Extract python 'native' values from numpy

2020-03-31 06:34发布

问题:

I have a structured numpy array.

The numpy structure matches the type google.protobuf.Timestamp.

I need to extract the seconds int64 and the nanos int32 from each element of said structure and assign it to the real Timestamp structure.

Below I list a script that does just that in a convenient way for anyone to test (numpy and protobuf Python modules need to be installed).

How do I get rid/circumvent the TypeError listed at the end and have the values out of the numpy structure in the Timestamp variable?

import numpy as np
from google.protobuf import timestamp_pb2

# numpy structure that mimics google.protobuf.Timestamp
Timestamp_t = np.dtype([('seconds', np.int64), ('nanos', np.int32)])
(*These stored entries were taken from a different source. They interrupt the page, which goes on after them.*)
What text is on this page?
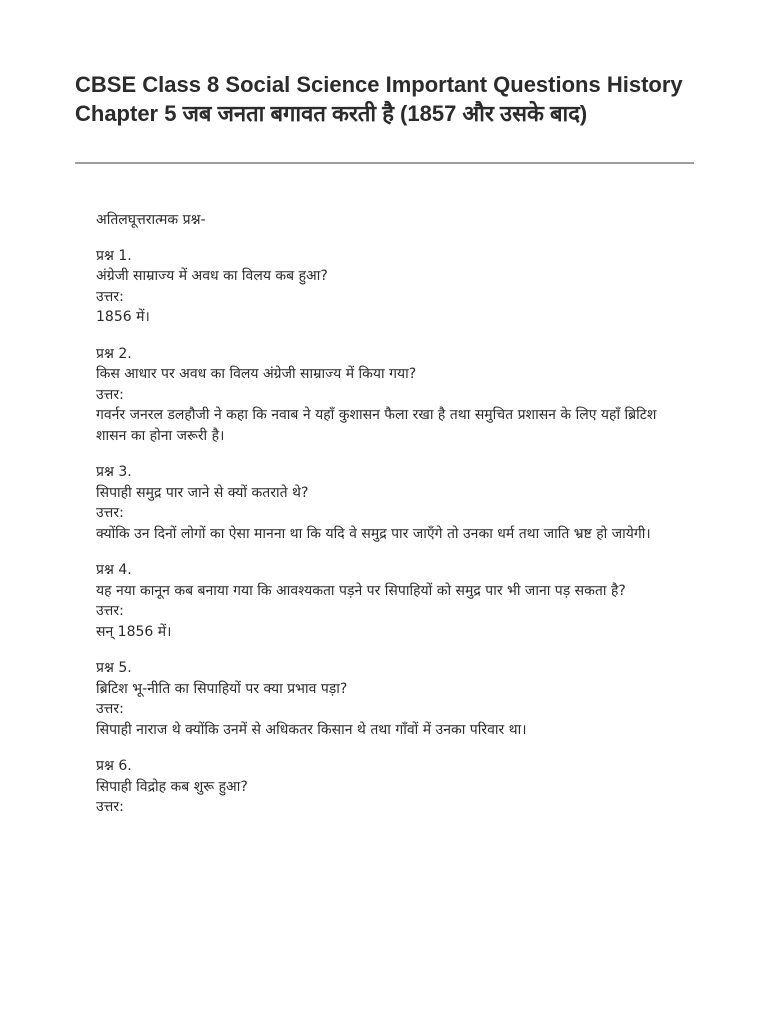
CBSE Class 8 Social Science Important Questions History Chapter 5 जब जनता बगावत करती है (1857 और उसके बाद)

अतिलघूत्तरात्मक प्रश्न-

प्रश्न 1.

अंग्रेजी साम्राज्य में अवध का विलय कब हुआ?

उत्तर:

1856 में।

प्रश्न 2.

किस आधार पर अवध का विलय अंग्रेजी साम्राज्य में किया गया?

उत्तर:

गवर्नर जनरल डलहौजी ने कहा कि नवाब ने यहाँ कुशासन फैला रखा है तथा समुचित प्रशासन के लिए यहाँ ब्रिटिश शासन का होना जरूरी है।

प्रश्न 3.

सिपाही समुद्र पार जाने से क्यों कतराते थे?

उत्तर:

क्योंकि उन दिनों लोगों का ऐसा मानना था कि यदि वे समुद्र पार जाएँगे तो उनका धर्म तथा जाति भ्रष्ट हो जायेगी।

प्रश्न 4.

यह नया कानून कब बनाया गया कि आवश्यकता पड़ने पर सिपाहियों को समुद्र पार भी जाना पड़ सकता है?

उत्तर:

सन् 1856 में।

प्रश्न 5.

ब्रिटिश भू-नीति का सिपाहियों पर क्या प्रभाव पड़ा?

उत्तर:

सिपाही नाराज थे क्योंकि उनमें से अधिकतर किसान थे तथा गाँवों में उनका परिवार था।

प्रश्न 6.

सिपाही विद्रोह कब शुरू हुआ?

उत्तर:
# populate numpy array with above structure
x_values_size = 3
x_values = np.empty((x_values_size,), dtype=Timestamp_t)
x_values['seconds'] = np.linspace(0, 100, num=x_values_size, dtype=np.int64)
x_values['nanos']   = np.linspace(0, 10, num=x_values_size, dtype=np.int32)

# copy data from numpy structured array to a descriptor-created Timestamp
for elem in np.nditer(x_values) :
    # destination protobuf structure (actually, part of some sequence)
    # try 1: this will actually change the type of 'ts'
    ts1 = timestamp_pb2.Timestamp()
    print(type(ts1)) # Timestamp as expected
    ts1 = elem
    print(ts1) # now a numpy.ndarray
    print(type(ts1))
    print(ts1.dtype)

    # try 2: assign member by member
    ts2 = timestamp_pb2.Timestamp()
    # fails with:
    # TypeError: array(0, dtype=int64) has type <class 'numpy.ndarray'>, but expected one of: (<class 'int'>,)
    ts2.seconds = elem['seconds']
    ts2.nanos = elem['nanos']
    print("-----")

Disclaimer: hardcore newbie when it comes to python and numpy arrays.

回答1:

So

In [112]: x_values
Out[112]: 
array([(  0,  0), ( 50,  5), (100, 10)], 
      dtype=[('seconds', '<i8'), ('nanos', '<i4')])

I don't usually recommend using nditer unless you need special behavior. Simple iteration on the array (rows if 2d) is usually all you need. But to better understand what is happening, lets compare the iteration methods:

In [114]: for elem in np.nditer(x_values):
     ...:     print(elem, elem.dtype)
     ...:     print(type(elem))   
(0, 0) [('seconds', '<i8'), ('nanos', '<i4')]
<class 'numpy.ndarray'>
(50, 5) [('seconds', '<i8'), ('nanos', '<i4')]
<class 'numpy.ndarray'>
(100, 10) [('seconds', '<i8'), ('nanos', '<i4')]
<class 'numpy.ndarray'>

In [115]: for elem in x_values:
     ...:     print(elem, elem.dtype)
     ...:     print(type(elem))
(0, 0) [('seconds', '<i8'), ('nanos', '<i4')]
<class 'numpy.void'>
(50, 5) [('seconds', '<i8'), ('nanos', '<i4')]
<class 'numpy.void'>
(100, 10) [('seconds', '<i8'), ('nanos', '<i4')]
<class 'numpy.void'>

Same except the type is different, np.ndarray v. np.void. It's easier to modify the nditer variable.

Do the same but looking at one field:

In [119]: for elem in np.nditer(x_values):
     ...:     print(elem['seconds'], type(elem['seconds']))   
0 <class 'numpy.ndarray'>
50 <class 'numpy.ndarray'>
100 <class 'numpy.ndarray'>

In [120]: for elem in x_values:
     ...:     print(elem['seconds'], type(elem['seconds']))
0 <class 'numpy.int64'>
50 <class 'numpy.int64'>
100 <class 'numpy.int64'>

I don't have the protobuf code, but I suspect

ts2.seconds = elem['seconds']

will work better with the 2nd iteration, the one that produces np.int64 values. Or add elem['seconds'].item().